Neuf danseurs du Ballet national algérien ont choisi, à l'issue d'une représentation à Montréal, de demander l'asile au Canada. Cette sortie de scène peu commune, passée quasiment inaperçue ici, a créé des remous en Algérie, où le phénomène de la harga (l'émigration illégale) des jeunes suscite des inquiétudes.

Il y a deux semaines, le Ballet national algérien a donné une représentation sur la scène du Théâtre Maisonneuve, à Montréal, dans le cadre du Festival du monde arabe (FMA). Les danseurs devaient reprendre deux jours plus tard la route vers l'Algérie. Neuf d'entre eux ont plutôt choisi de prendre la poudre d'escampette et de demander l'asile au Canada.

«La journée où ils devaient prendre l'avion, certains ne se sont pas présentés», confirme à La Presse une source proche des autorités consulaires algériennes. Les danseurs ne sont toutefois pas en situation irrégulière pour le moment puisqu'ils ont obtenu un visa de tourisme de six mois. L'un d'entre eux est depuis retourné en Algérie.

Le Ballet national algérien, institution publique qui a, selon son site internet, pour mission de faire connaître les formes de danse populaire algérienne, s'était déplacé au Canada pour deux représentations à Ottawa et à Montréal. L'ambassadeur d'Algérie au Canada a lui-même demandé au FMA d'ajouter une représentation du ballet dans son programme.

«Nous n'avions aucune volonté de programmer cette troupe, mais l'ambassadeur était très enthousiaste, dit le directeur général du FMA, Joseph Nakhlé. Nous lui avions dit que le délai était court, mais il a très bien réussi à remplir la salle. On était surpris: le public était à 90% algérien.»

Selon les médias algériens, les danseurs, sous-payés par cette institution étatique, rodée aux performances à l'étranger, ont choisi de tenter leur chance au Canada. Une version que récuse Sabrina Natouri, chef du département technique et artistique du Ballet national algérien. «N'importe quel jeune, et pas seulement algérien, rêve d'être au Canada.

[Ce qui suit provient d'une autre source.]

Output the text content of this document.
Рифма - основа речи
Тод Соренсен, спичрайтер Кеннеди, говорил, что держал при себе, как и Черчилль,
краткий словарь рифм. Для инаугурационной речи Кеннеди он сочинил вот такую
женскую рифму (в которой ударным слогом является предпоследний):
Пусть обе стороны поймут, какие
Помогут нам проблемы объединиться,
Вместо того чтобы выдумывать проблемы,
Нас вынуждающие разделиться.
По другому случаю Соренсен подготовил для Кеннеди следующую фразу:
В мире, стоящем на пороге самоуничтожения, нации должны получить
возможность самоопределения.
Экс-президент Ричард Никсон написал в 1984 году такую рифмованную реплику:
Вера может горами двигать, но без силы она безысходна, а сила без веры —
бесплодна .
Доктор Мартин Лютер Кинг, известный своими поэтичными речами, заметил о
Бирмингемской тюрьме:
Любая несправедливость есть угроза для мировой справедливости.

Pour se justifier, ils sont en train de dire n'importe quoi», regrette-t-elle.

Cette défection de groupe n'est pas sans rappeler la dangereuse fuite choisie chaque année par des jeunes Algériens qui, pour une vie meilleure, sont prêts à immigrer illégalement ou à prendre la mer pour l'Europe. La harga est un «véritable fléau», considère le quotidien El-Watan dans un éditorial récent consacré à l'affaire.

Le FMA pour sa part a déjà vu des danseurs de Syrie demander l'asile après une performance à Montréal, mais M. Nakhlé souligne qu'il s'agit d'un phénomène très marginal. «Les gens qu'on amène ici sont reconnus dans leur pays d'origine et vivent dans un confort qui ne les pousse pas à devenir réfugiés», croit-il.

Ce n'est toutefois pas la première fois que des danseurs de ballet profitent d'une tournée pour fuir leur pays d'origine. Le plus célèbre d'entre eux est sans doute Rudolf Noureev qui, en 1961, a fui l'aéroport de Paris, où il devait reprendre l'avion pour l'Union soviétique.

Enfin, du côté officiel, on affirme que cette défection massive ne menace pas la pérennité du Ballet. «Ce n'est pas la seule troupe de danse en Algérie, il y en a plein. S'ils décident de rester, libre à eux. S'ils retournent en Algérie, ils seront accueillis à bras ouverts comme si de rien n'était», promet-on.